Amiel helped construct not just the Ark the Storrians hold, but another known as The Ark of York. The plans for the Arks passed down from the Gods (another alien race). It took all her strength to create them, causing her to fall into a deep sleep and not awaken again. Before entering her eternal hibernation, she placed her very young daughter into the hidden hibernation pod. Then her body was secretly hidden by her people until discovered by the Storrians.

They find Amiel's molecular structure enables her body to generate a pulsing electronic field throughout her bloodstream. Not only does this make her body perfectly preserved despite how long she had been inactive, it is the reason the Arks will not work: she and Amarinth are descendants of the gods themselves and only they have the ability to pilot the Arks. A cell of her dead blood can supply power to an entire building, but it becomes apparent that no matter how much energy Amiel's body retains, since she is dead it's not enough to move the ark.

Both civilizations scramble to use Amiel's daughter, Amarinth, to activate their Ark and leave the other civilization behind to die. However, Amarinth, who has ties to both civilizations, wishes to try to find a way to use her power to save everyone. She is opposed by the lifeforce-stealing wraith Baramanda, who wishes to steal the power of the Ark for his own selfish purposes.

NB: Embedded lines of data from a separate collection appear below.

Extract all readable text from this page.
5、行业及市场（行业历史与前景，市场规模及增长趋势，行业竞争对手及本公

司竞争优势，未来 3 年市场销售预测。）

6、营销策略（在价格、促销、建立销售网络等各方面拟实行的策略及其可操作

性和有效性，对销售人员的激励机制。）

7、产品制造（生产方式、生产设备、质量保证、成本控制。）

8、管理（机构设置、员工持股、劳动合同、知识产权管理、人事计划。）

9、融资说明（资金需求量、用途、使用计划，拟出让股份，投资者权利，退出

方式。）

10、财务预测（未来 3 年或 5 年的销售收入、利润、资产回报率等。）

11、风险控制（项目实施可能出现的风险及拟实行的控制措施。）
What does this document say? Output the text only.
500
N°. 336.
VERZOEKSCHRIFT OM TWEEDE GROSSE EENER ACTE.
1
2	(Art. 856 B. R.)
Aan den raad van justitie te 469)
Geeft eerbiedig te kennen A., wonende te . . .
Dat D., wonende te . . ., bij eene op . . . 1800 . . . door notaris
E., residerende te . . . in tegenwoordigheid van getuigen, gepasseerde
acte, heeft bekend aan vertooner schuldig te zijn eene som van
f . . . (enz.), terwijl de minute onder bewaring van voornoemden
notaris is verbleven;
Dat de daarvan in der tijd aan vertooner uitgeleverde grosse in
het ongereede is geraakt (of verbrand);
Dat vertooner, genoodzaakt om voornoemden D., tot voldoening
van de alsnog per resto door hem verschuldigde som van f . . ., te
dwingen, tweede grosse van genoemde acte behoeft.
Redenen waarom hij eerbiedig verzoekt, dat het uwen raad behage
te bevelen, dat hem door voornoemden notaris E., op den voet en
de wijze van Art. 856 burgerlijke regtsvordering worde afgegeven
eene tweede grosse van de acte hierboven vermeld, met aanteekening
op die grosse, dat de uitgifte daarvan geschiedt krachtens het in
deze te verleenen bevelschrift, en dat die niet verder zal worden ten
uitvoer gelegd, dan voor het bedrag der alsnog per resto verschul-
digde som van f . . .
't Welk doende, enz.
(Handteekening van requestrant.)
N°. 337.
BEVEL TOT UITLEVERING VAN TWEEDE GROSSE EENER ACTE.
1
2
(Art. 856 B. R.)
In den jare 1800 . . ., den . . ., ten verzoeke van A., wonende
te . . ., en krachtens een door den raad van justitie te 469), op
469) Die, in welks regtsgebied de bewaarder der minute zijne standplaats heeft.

Amarinth after going to the Ark of York, refuses to pilot it and leave the Storrians behind. Despite her lineage as a Cevean, she was raised as a Storrian. When she finds out her father, Jallak, had been arrested for high treason and was to be executed for hiding her, she demands that Rogan and the others help her rescue him if they want her help. They agree and return to save him.

After freeing Jallak, Baramunda tries to drain Amarith's blood but is stopped by Amiel who awakens momentarily to stop him. All escape but Jallak remains behind to save his people, as the Ark starts to fall apart. Rogan takes Amarinth back to The Ark of York as Baramanda merges with the core of the other Ark and awakens it. Amarinth discovers that, just as her mother Amiel died in constructing the Arks, so she would perish to pilot one. Rogan and Amarinth kiss for the first and final time as she merges with the core of York just as The Ark comes stomping up to it. The Arks clash in a giant battle with the earth breaking down beneath their feet. Amarinth grabs the city plate off of SidArk as Jallak and his friend set the self-destruct mechanism. They perish in the explosion as the planet begins to crumble.

Rogan narrates at the end as it shows The Ark of York kneeling with the SidArk city plate on another planet flourishing with vegetation. He states that no one knew both civilizations would make it and neither does anyone think it would work out, living together, sharing the planet. He continues saying that it was hard to imagine that their old world, which was now no more, might have looked like this before the war. So the Storrians and Ceveans are going to try to coexist, to preserve this planet and Amarinth's sacrifice. It's difficult at times, and Rogan wishes that Amarinth was there to bridge the gap between the two civilizations. He states that they could have learned so much from her, but that they already had.